Curry couched the whole thing with a big caveat, saying of playing for only one team: “At this stage in my career, I feel that’s possible.”

Still, the 36-year-old is applying public pressure to the Dubs front office in a way we haven’t seen before. After reportedly viewing his fellow four-time champions Klay Thompson and Draymond Green as a “package deal,” according to a 2022 story from the Athletic, Curry told Spears he isn’t sure how the Warriors will look this year now that Thompson left to join the Mavericks.

He also admitted, “It’s hard to envision all the change that’s happened.”

“You have to make the necessary adjustments and evolve how we play to maximize the team that we have,” Curry said. “I have an optimistic attitude that it’s going to work and that we are going to be a competitor, be in the mix until proven otherwise. That’s the only way I can think right now.”

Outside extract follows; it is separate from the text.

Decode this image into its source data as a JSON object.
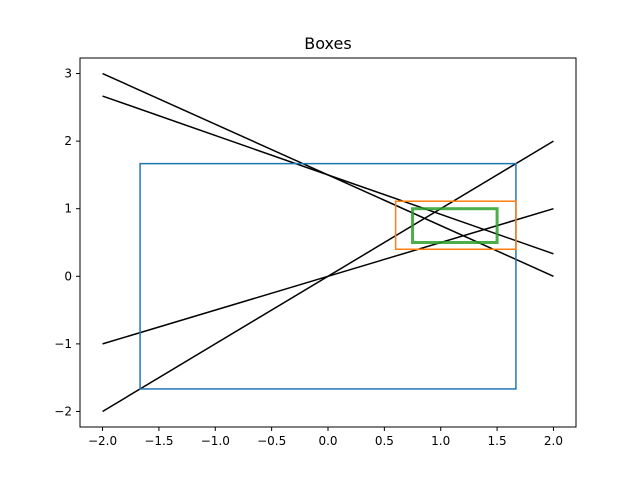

It aligns with what Curry told Vincent Goodwill of Yahoo Sports earlier this month at USA Basketball practices in Las Vegas. Curry once again restated his Warrior-for-life goal, but began to openly ponder other options.

“I mean, I can clearly say I want to be a Warrior for life,” Curry said, in an interview July 7 in Las Vegas. “It’s always been my goal, and I’m saying that sitting in this chair right now, but like you said, life, and especially life in the NBA, it is a wild environment, and things change quickly.”

Curry later added, “I want to be in the best position to make that [winning] happen, [it] doesn’t guarantee anything, but until that changes, and I feel that energy changes, then I go about my business the same way, and that’s where I’m at. Things change quickly, and the league has changed quickly, so we’re trying to adapt and evolve. And until [then] … I’ll let everybody know if that changes.”

Curry made those comments nearly half a month ago, and he talked to Spears the next day with similar thoughts. He’s got two years left on his contract. How he views the ongoing discussion surrounding the potential trade for Jazz forward Lauri Markkanen isn’t known — but given how hard he reportedly pushed for a Paul George trade, Curry seems likely to welcome anything that improves the roster.